Sob Donald Trump, o engajamento deu lugar a uma atuação caótica, que incluiu hostilidade e desengajamento —o chamado "decoupling"— para, aparentemente, tentar segurar a China. Vieram sanções, restrições a investimento e tecnologia, além de pressão para que outros países seguissem a cartilha.
Pois os EUA não mudarão o regime político chinês e não impedirão o crescimento da China. Se seguirem buscando objetivos como esses, estarão fadados a fazer da China uma inimiga —em vez de competidora ou mesmo rival.
Para inimigos, não há parâmetros que permitam conter as tensões e administrar as diferenças. Entre competidores ou rivais, há regras do jogo. Os americanos sairão ganhando se souberem definir essas balizas para o relacionamento bilateral enquanto ainda ocupam a posição de liderança.

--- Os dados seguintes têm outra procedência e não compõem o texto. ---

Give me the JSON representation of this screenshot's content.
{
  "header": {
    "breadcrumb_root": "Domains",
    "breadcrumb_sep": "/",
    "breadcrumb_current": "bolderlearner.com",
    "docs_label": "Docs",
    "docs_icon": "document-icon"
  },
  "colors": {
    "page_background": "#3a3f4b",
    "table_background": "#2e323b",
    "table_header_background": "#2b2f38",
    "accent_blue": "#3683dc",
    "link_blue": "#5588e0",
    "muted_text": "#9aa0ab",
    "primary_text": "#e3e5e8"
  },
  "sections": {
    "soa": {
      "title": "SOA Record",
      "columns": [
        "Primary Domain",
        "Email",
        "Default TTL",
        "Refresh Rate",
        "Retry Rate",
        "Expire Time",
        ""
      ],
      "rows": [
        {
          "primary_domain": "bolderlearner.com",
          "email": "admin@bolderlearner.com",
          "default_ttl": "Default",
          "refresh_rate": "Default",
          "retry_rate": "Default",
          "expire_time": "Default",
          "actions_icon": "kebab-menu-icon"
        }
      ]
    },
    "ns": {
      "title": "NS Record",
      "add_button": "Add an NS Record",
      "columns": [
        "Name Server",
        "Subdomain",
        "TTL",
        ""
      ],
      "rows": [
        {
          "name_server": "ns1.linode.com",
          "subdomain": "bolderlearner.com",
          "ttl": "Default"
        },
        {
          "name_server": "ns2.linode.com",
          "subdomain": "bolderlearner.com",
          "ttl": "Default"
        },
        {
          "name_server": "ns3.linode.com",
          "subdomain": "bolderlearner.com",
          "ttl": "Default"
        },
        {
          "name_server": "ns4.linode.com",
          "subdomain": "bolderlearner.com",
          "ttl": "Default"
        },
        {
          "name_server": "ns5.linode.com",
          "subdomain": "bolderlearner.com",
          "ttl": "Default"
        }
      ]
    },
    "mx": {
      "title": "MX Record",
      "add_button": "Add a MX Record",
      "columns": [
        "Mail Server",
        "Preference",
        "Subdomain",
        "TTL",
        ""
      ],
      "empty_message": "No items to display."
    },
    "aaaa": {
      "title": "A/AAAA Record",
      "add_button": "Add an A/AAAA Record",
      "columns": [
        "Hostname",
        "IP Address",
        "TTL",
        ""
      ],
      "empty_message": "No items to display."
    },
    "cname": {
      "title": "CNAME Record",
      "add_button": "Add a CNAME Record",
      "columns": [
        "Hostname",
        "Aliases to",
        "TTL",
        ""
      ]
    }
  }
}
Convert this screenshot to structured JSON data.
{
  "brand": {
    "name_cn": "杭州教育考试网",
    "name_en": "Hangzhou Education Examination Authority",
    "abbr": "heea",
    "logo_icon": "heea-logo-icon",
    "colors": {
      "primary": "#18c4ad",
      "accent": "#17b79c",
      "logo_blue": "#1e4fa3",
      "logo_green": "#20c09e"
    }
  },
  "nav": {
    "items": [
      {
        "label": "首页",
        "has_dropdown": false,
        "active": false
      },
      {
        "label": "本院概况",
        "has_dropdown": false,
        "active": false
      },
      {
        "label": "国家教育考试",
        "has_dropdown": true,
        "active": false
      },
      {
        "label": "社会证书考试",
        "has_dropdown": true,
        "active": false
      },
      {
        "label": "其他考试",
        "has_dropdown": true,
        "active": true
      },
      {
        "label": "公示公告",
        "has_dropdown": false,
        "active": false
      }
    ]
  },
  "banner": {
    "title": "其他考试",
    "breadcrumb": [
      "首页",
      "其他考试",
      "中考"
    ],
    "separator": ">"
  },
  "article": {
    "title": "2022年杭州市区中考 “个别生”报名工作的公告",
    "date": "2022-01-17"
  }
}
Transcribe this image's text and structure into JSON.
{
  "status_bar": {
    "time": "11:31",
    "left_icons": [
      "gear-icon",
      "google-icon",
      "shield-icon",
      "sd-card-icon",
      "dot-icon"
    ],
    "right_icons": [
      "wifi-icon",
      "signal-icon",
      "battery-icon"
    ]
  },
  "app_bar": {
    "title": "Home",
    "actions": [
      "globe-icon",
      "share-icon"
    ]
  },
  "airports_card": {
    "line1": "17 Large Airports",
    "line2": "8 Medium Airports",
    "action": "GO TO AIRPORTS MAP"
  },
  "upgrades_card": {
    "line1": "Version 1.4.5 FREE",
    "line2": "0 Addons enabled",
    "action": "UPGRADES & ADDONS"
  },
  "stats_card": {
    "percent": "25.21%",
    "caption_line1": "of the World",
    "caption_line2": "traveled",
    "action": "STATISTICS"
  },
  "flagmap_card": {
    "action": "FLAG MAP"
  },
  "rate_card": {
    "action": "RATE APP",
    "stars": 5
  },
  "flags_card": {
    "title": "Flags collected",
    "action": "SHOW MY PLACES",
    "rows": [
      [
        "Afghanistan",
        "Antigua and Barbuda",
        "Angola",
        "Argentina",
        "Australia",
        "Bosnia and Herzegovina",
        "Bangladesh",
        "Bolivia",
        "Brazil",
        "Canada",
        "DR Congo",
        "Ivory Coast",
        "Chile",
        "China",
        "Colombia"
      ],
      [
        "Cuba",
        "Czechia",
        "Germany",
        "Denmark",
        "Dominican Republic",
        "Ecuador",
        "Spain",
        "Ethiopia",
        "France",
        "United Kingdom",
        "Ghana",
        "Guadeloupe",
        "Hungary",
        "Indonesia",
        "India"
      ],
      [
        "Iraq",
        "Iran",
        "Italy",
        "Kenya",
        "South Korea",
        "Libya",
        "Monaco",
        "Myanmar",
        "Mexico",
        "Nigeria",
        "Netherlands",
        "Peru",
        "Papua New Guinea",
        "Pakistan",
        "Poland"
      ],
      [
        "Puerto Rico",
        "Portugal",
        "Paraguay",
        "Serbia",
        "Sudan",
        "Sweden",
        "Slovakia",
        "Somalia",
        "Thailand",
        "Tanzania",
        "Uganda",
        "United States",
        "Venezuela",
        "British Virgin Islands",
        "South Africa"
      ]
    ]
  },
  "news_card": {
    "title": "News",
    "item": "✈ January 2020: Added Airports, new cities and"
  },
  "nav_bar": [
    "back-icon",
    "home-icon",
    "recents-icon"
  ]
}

Além de evitar erros do passado, Biden terá a oportunidade de definir novas bases para as relações com a China —apesar das circunstâncias internas desfavoráveis.
O establishment americano ainda acredita que o fato de a China ocupar fatia maior no PIB mundial ou ter pretensões dignas de uma potência é resultado exclusivo de políticas equivocadas por parte dos EUA.
Como se a ascensão da China não pudesse ser explicada por outros fatores que não o que Washington faz ou deixa de fazer. Como se o papel dos chineses nesse processo fosse irrelevante.
Mais do que China, China, China, a questão de fundo é como Biden lidará com as mudanças estruturais em curso na ordem internacional e que, sim, têm a ver com o fato histórico de que os EUA não estão destinados a reinarem sozinhos para sempre.